Chi possiede il Natale? Mariah Carey, le royalties e l'equilibrio instabile del copyright
La canzone "All I Want For Christmas Is You" ha generato oltre 60 milioni di dollari dal 1994. Un fenomeno economico e culturale, una sorta di marchio globale non registrato del Natale pop, tanto da spingere Mariah Carey a tentare (inutilmente) la registrazione del titolo "Queen of Christmas" come trademark ®️
In questo scenario non stupisce che qualcuno -Adam Stone, autore di un brano omonimo del 1989- abbia cercato di rivendicare una fetta del bottino.
Il problema? La legge sul copyright non protegge i cliché.

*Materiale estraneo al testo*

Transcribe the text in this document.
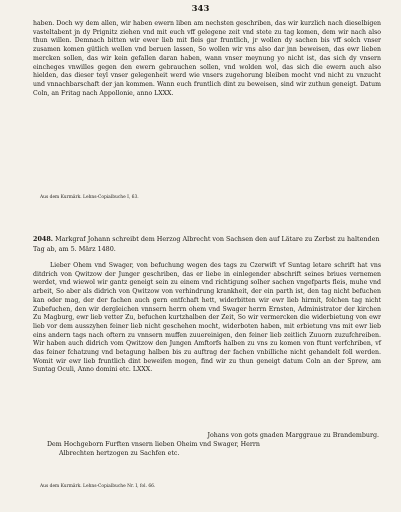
343

haben. Doch wy dem allen, wir haben ewern liben am nechsten geschriben, das wir kurzlich nach dieselbigen vasteltabent jn dy Prignitz ziehen vnd mit euch vff gelegene zeit vnd stete zu tag komen, dem wir nach also thun willen. Demnach bitten wir ewer lieb mit fleis gar fruntlich, jr wollen dy sachen bis vff solch vnser zusamen komen gütlich wellen vnd beruen lassen, So wollen wir vns also dar jnn beweisen, das ewr lieben mercken sollen, das wir kein gefallen daran haben, wann vnser meynung yo nicht ist, das sich dy vnsern eincheges vnwilles gegen den ewern gebrauchen sollen, vnd wolden wol, das sich die ewern auch also hielden, das dieser teyl vnser gelegenheit werd wie vnsers zugehorung bleiben mocht vnd nicht zu vnzucht und vnnachbarschaft der jan kommen. Wann euch fruntlich dint zu beweisen, sind wir zuthun geneigt. Datum Coln, an Fritag nach Appollonie, anno LXXX.

Aus dem Kurmärk. Lehns-Copialbuche I, 63.
2048. Markgraf Johann schreibt dem Herzog Albrecht von Sachsen den auf Lätare zu Zerbst zu haltenden Tag ab, am 5. März 1480.

Lieber Ohem vnd Swager, von befuchung wegen des tags zu Czerwift vf Suntag letare schrift hat vns ditdrich von Qwitzow der Junger geschriben, das er liebe in einlegender abschrift seines briues vernemen werdet, vnd wiewol wir gantz geneigt sein zu einem vnd richtigung solher sachen vngefparts fleis, muhe vnd arbeit, So aber als didrich von Qwitzow von verhindrung krankheit, der ein parth ist, den tag nicht befuchen kan oder mag, der der fachen auch gern entfchaft hett, widerbitten wir ewr lieb hirmit, folchen tag nicht Zubefuchen, den wir dergleichen vnnsern herrn ohem vnd Swager herrn Ernsten, Administrator der kirchen Zu Magburg, ewr lieb vetter Zu, befuchen kurtzhalben der Zeit, So wir vermercken die widerbietung von ewr lieb vor dem ausszyhen feiner lieb nicht geschehen mocht, widerboten haben, mit erbietung vns mit ewr lieb eins andern tags nach oftern zu vnnsern muffen zuuereinigen, den feiner lieb zeitlich Zuuorn zuzufchreiben. Wir haben auch didrich vom Qwitzow den Jungen Amftorfs halben zu vns zu komen von ftunt verfchriben, vf das feiner fchatzung vnd betagung halben bis zu auftrag der fachen vnbilliche nicht gehandelt foll werden. Womit wir ewr lieb fruntlich dint beweifen mogen, find wir zu thun geneigt datum Coln an der Sprew, am Suntag Oculi, Anno domini etc. LXXX.

Johans von gots gnaden Marggraue zu Brandemburg.
Dem Hochgeborn Furften vnsern lieben Oheim vnd Swager, Herrn
Albrechten hertzogen zu Sachfen etc.
Aus dem Kurmärk. Lehns-Copialbuche Nr. I, fol. 66.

🔎 In una sentenza esemplare per chiarezza e rigore emessa pochi giorni fa, la giudice Almadani ha smontato l’intera accusa dichiarando il caso “frivolo”, le tesi “incomprensibili”, senza poi lasciare dubbi: le due canzoni condividono poco più che il titolo e il mood natalizio, nulla che basti a configurare una "substantial similarity".
Ma il punto non è solo giuridico, è culturale: perché continuiamo a usare il copyright come arma di rivalsa?

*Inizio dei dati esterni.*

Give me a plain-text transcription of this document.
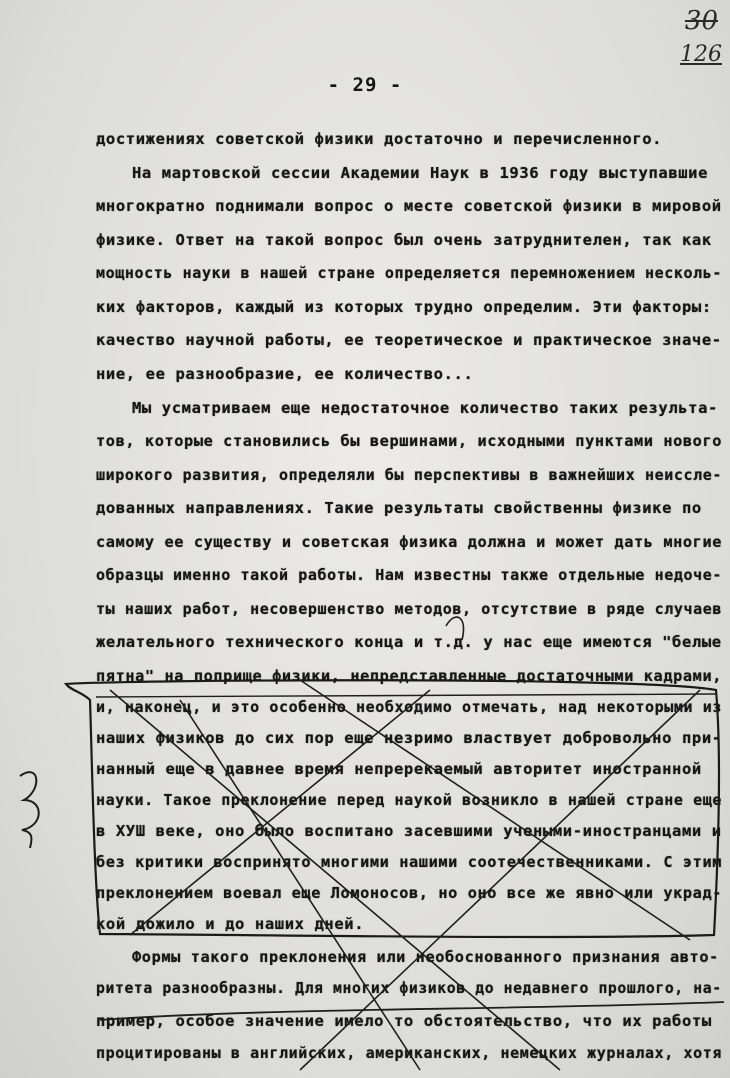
30
126
- 29 -
достижениях советской физики достаточно и перечисленного.
На мартовской сессии Академии Наук в 1936 году выступавшие
многократно поднимали вопрос о месте советской физики в мировой
физике. Ответ на такой вопрос был очень затруднителен, так как
мощность науки в нашей стране определяется перемножением несколь-
ких факторов, каждый из которых трудно определим. Эти факторы:
качество научной работы, ее теоретическое и практическое значе-
ние, ее разнообразие, ее количество...
Мы усматриваем еще недостаточное количество таких результа-
тов, которые становились бы вершинами, исходными пунктами нового
широкого развития, определяли бы перспективы в важнейших неиссле-
дованных направлениях. Такие результаты свойственны физике по
самому ее существу и советская физика должна и может дать многие
образцы именно такой работы. Нам известны также отдельные недоче-
ты наших работ, несовершенство методов, отсутствие в ряде случаев
желательного технического конца и т.д. у нас еще имеются "белые
пятна" на поприще физики, непредставленные достаточными кадрами,
и, наконец, и это особенно необходимо отмечать, над некоторыми из
наших физиков до сих пор еще незримо властвует добровольно при-
нанный еще в давнее время непререкаемый авторитет иностранной
науки. Такое преклонение перед наукой возникло в нашей стране еще
в ХУШ веке, оно было воспитано засевшими учеными-иностранцами и
без критики воспринято многими нашими соотечественниками. С этим
преклонением воевал еще Ломоносов, но оно все же явно или укрaд-
кой дожило и до наших дней.
Формы такого преклонения или необоснованного признания авто-
ритета разнообразны. Для многих физиков до недавнего прошлого, на-
пример, особое значение имело то обстоятельство, что их работы
процитированы в английских, американских, немецких журналах, хотя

Non per tutelare un'opera, ma per punire un successo che riteniamo immeritato e nel mondo della musica lo vediamo spesso: l’illusione che un’idea vaga, un titolo o una suggestione possano fondare un diritto.
Ma il diritto d’autore non serve a compensare l’invisibilità di chi è rimasto indietro, serve a tutelare ciò che è stato effettivamente creato.
E sì, forse Mariah Carey ha scritto la canzone più natalizia del secolo giocando con cliché e motivetti riconoscibili, ma questa è anche la forza dell’arte "popolare": saper usare ciò che è di tutti per creare qualcosa che resta.
E se qualcuno ci riesce… beh, non è una colpa da sanzionare. È un talento!